Давно, — несколько лет, — я его не видел и давно у них не был. Ничего здесь не изменилось: та же большая комната, разделенная на две шкафами, те же вещи. В квартирах никогда ничего не менялось, разве что кто-нибудь уезжал, умирал или подвергался аресту — тогда переставляли мебель, и когда кто-нибудь вводил в дом жену или мужа — тогда тоже, теснясь, переставляли мебель. Неизменность обстановки свидетельствовала об отсутствии событий.
Клава сказала, что два раза была на Сирохинской в надежде застать меня и Марийку.
— Уж не прячешь ли ты ее?
— Мы еще ни у кого не были — ни у вас, ни у Майоровых, ни у сестер Марийки. Горик ведь тоже, наверное, нигде не бывает?
— Только у товарищей, с которыми занимается. Правда, один раз мы с ним выбрались на Сирохинскую и вас не застали.
Сообщили новость: Горик остается в аспирантуре, вчера стало известно — это уже окончательно.
— У того профессора, — сказал Хрисанф, — который помог ему вернуться на лечебный факультет. Новость приятная, что и говорить. — А почему вы выбрали Кировоград? Что вас в нем прельстило?
— Да выбирать-то было не из чего. Только там оставались два места архитекторов.
— Что значит — оставались два места?
— Это к тому времени, когда до нас дошла очередь. Вызывали по успеваемости, а мы не из первых, мы шли во втором десятке, и до нас лучшие места разобрали.
— А сколько всего получало назначения?
— Около ста.
— При таком количестве второй десяток — не из худших. Что же досталось остальным?

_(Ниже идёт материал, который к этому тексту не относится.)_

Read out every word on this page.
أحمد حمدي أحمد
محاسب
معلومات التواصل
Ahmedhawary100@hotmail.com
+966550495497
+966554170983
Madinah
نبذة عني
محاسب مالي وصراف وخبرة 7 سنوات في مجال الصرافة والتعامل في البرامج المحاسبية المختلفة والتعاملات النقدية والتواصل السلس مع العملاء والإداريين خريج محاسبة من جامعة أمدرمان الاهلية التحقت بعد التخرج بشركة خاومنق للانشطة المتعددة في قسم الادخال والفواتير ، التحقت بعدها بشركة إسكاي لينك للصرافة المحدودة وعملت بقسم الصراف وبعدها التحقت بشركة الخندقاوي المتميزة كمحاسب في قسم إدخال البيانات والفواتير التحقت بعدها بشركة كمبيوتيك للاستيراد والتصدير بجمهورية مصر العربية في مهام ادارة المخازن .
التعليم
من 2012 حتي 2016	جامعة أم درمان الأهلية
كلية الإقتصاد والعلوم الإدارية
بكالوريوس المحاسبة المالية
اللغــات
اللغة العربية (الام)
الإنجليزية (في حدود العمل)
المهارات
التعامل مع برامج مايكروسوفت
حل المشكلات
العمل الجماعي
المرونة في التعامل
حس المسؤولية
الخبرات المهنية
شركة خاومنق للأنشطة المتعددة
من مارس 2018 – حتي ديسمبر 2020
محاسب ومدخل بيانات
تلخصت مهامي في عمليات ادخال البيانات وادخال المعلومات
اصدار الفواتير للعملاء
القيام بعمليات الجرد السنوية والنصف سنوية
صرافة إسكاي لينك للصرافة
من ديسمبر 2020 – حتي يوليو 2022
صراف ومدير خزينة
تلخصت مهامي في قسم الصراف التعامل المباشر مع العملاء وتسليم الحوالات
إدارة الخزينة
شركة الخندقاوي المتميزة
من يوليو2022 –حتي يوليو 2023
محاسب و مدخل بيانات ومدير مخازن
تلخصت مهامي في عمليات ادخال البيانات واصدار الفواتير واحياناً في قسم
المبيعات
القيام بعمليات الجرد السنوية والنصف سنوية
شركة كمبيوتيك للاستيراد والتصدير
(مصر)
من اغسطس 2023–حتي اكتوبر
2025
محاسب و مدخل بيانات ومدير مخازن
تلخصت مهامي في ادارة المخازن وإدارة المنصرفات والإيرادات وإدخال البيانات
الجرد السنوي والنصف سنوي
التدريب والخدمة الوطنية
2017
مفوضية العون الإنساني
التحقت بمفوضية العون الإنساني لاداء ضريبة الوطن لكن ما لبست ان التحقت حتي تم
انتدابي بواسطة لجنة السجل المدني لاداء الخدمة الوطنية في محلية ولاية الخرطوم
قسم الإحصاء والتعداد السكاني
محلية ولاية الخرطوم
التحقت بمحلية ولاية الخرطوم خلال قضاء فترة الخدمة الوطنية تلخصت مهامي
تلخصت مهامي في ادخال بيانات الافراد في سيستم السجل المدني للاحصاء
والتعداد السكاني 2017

— Большинство получило назначения на стройки, прорабами, и почти все — на выезд.
— Ты говоришь: так вам сказали. А ты уверен, что вам сказали правду? — спросила Клава.
— Нет, конечно. Список мест не вывешивали и не объявляли. Пойди, проверь.
— А можно отказаться от назначения не по специальности? — спросил Хрисанф.
— Нет. Работа на строительстве считается работой по специальности. Во всяком случае — так нам говорили. И такие назначения получают не первый год.
— Опять — так нам говорят, — сказала Клава. — И опять пойди, проверь.
— А что мы в нашем царстве-государстве, вообще, можем проверить? — спросил Хрисанф. — Пойди, проверь правильно ли осужден тот или иной человек за закрытыми дверями? Что им выгодно, то нам и говорят. На том стоим.